L’ottavo posto di Pedote è quindi qualcosa che va celebrato a lungo, perché è frutto di un mix di dedizione alla causa, tecnica, razionalità e idee chiare sull’obiettivo da raggiungere. Un traguardo che farà bene a tutta la vela italiana.
Una regata anomala
Il confronto con i tempi del giro del mondo 2016 e 2012 sono impietosi. L’edizione 2020 ha portato indietro la regata di due edizioni, eppure doveva essere il Vendée dei record dove i nuovi Imoca avrebbero sgretolato tutti i primati. Il record delle 24 ore e quello della regata sono rimasti ben saldi, in particolare il secondo di 74 giorni stabilito da Armel Le Cleac’h nel 2016 è rimasto decisamente al sicuro con ampio margine dato il ritardo di 6 giorni fatto segnare da Charlie Dalin, il primo a tagliare l’arrivo di questa edizione. Come mai questa differenza? I motivi sono almeno due. Il primo, e principale, è di natura meteorologica.

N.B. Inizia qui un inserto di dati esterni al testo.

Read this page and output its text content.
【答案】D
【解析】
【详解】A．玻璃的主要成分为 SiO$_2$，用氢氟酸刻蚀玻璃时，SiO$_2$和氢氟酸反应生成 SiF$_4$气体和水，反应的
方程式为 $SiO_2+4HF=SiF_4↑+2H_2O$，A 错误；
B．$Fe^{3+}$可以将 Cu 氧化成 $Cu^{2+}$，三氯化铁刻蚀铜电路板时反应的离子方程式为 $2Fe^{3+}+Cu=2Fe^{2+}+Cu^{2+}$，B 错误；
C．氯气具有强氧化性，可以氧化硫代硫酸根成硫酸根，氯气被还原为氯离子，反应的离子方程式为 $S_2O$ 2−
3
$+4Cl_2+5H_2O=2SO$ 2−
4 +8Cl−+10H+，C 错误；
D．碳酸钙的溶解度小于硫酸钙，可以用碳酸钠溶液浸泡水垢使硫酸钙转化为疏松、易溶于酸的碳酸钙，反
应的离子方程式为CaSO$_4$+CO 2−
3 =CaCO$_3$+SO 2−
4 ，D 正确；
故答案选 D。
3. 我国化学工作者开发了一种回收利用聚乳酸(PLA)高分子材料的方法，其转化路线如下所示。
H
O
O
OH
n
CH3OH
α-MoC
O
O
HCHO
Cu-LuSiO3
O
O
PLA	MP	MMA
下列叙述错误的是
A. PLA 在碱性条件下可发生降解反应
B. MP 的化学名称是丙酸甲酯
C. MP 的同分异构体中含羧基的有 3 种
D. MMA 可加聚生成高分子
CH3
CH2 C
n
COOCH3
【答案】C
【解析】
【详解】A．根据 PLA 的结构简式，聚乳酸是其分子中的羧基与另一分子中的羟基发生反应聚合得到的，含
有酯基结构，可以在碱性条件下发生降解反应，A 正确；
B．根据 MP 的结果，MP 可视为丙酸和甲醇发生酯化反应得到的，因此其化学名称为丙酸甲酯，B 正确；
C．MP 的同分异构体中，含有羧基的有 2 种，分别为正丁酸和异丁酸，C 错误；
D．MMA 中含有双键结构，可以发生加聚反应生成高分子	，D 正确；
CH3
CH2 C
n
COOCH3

Il meteo di questo giro del mondo è stato in parte anomalo. L’anticiclone di Santa Elena nella discesa dell’Atlantico ha tenuto il gruppo di testa fermo nel vento leggero per quasi 6 giorni, nello stessa zona, tra Cape Town e il Brasile, dove 4 anni prima le barche passavano a oltre 20 nodi di velocità media. Lì si è scavato un primo solco importante tra il tempo di riferimento del 2016/2017 e quello di quest’anno. Poi è arrivato il mare incrociato del Southern Ocean, che impediva alle barche di navigare senza correre grossi rischi dovuti alle sollecitazioni per i continui “crash” sui muri d’acqua troppo corti per essere surfati correttamente. Pedote ha raccontato di un periodo d’onda inferiore agli 8 secondi, con l’altezza media degli Oceani del sud significa navigare in un inferno anche se l’onda è in poppa. Per questo motivo tutti gli skipper sono stati costretti a rallentare. Con le onde così strette tra una e l’altra quando le barche accelleravano su una cresta andavao a sbattere in quella successiva, con violente decelerazioni di oltre 10 nodi devastanti per la tenuta dell’attrezzatura. Impossibile navigare in velocità in condizioni simili.

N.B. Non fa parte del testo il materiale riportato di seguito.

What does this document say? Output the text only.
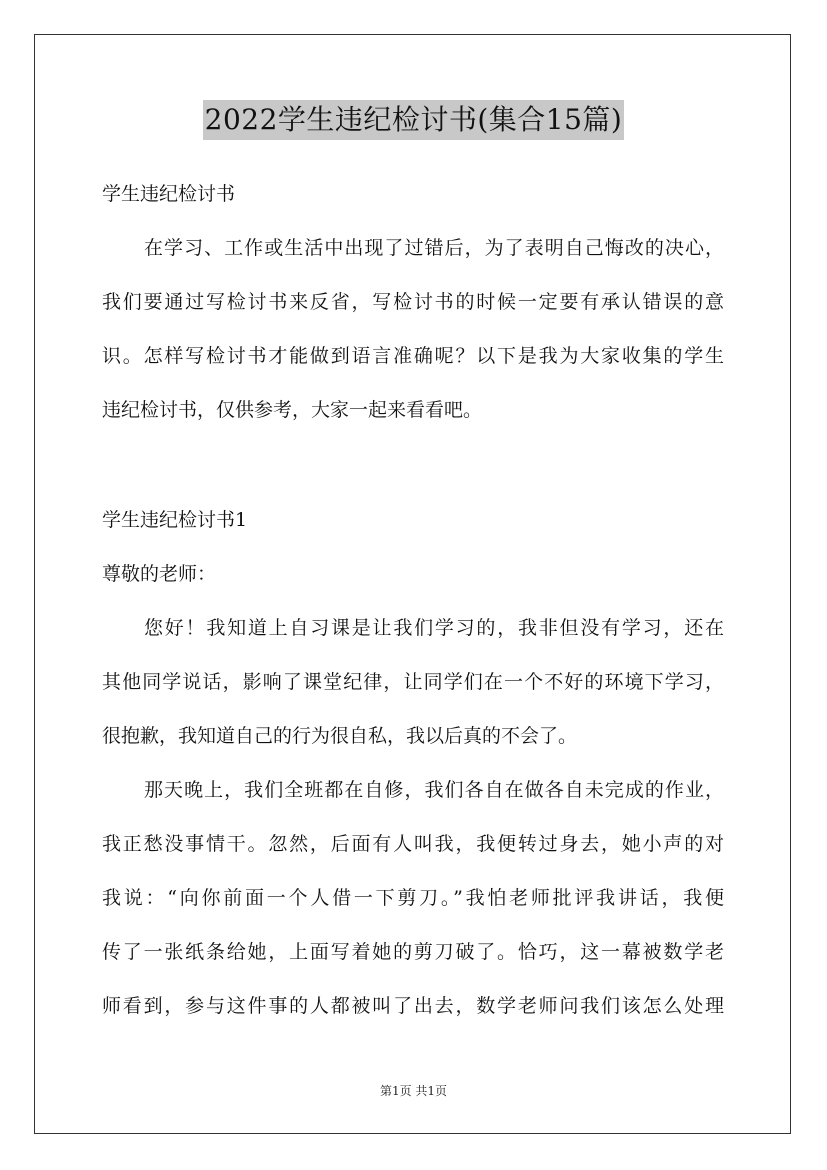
2022学生违纪检讨书(集合15篇)
学生违纪检讨书
在学习、工作或生活中出现了过错后，为了表明自己悔改的决心，
我们要通过写检讨书来反省，写检讨书的时候一定要有承认错误的意
识。怎样写检讨书才能做到语言准确呢？以下是我为大家收集的学生
违纪检讨书，仅供参考，大家一起来看看吧。
学生违纪检讨书1
尊敬的老师：
您好！我知道上自习课是让我们学习的，我非但没有学习，还在
其他同学说话，影响了课堂纪律，让同学们在一个不好的环境下学习，
很抱歉，我知道自己的行为很自私，我以后真的不会了。
那天晚上，我们全班都在自修，我们各自在做各自未完成的作业，
我正愁没事情干。忽然，后面有人叫我，我便转过身去，她小声的对
我说：“向你前面一个人借一下剪刀。”我怕老师批评我讲话，我便
传了一张纸条给她，上面写着她的剪刀破了。恰巧，这一幕被数学老
师看到，参与这件事的人都被叫了出去，数学老师问我们该怎么处理
第1页 共1页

Fin qui le ragioni del meteo. Poi c’è stato chiaramente un fattore barche. I nuovi Imoca sembravano perfetti negli shooting fotografici in Bretagna, ma quando il gioco si è fatto duro alcune criticità sono emerse. Sui foil la regola di classe non prevedeva un limite massimo di misura, e alla fine realizzare queste appendici molto grandi, per ottenere un volo stabile sulle onde, si è rivelata una mossa che se in alcune situazioni ha pagato (quando il vento non andava oltre i 25 nodi e il mare era non troppo corto), in altre ha mostrato delle criticità. I foil troppo grandi montati su scafi dalle linee tese, completamente piatti sotto, si sono rivelati un tallone d’Achille tecnico che ha reso le barche fragili ed esposte al rischio di cedimenti strutturali. Per questo motivo è probabile che per il Vendée Globe del 2024 venga rivista la regola di stazza della classe Imoca, introducendo un limite massimo di grandezza per i foil e altre migliorie per mantenere le barche comunque molto performanti, sempre in grado di volare sui foil, ma anche meno esposte agli inconvenienti tecnici.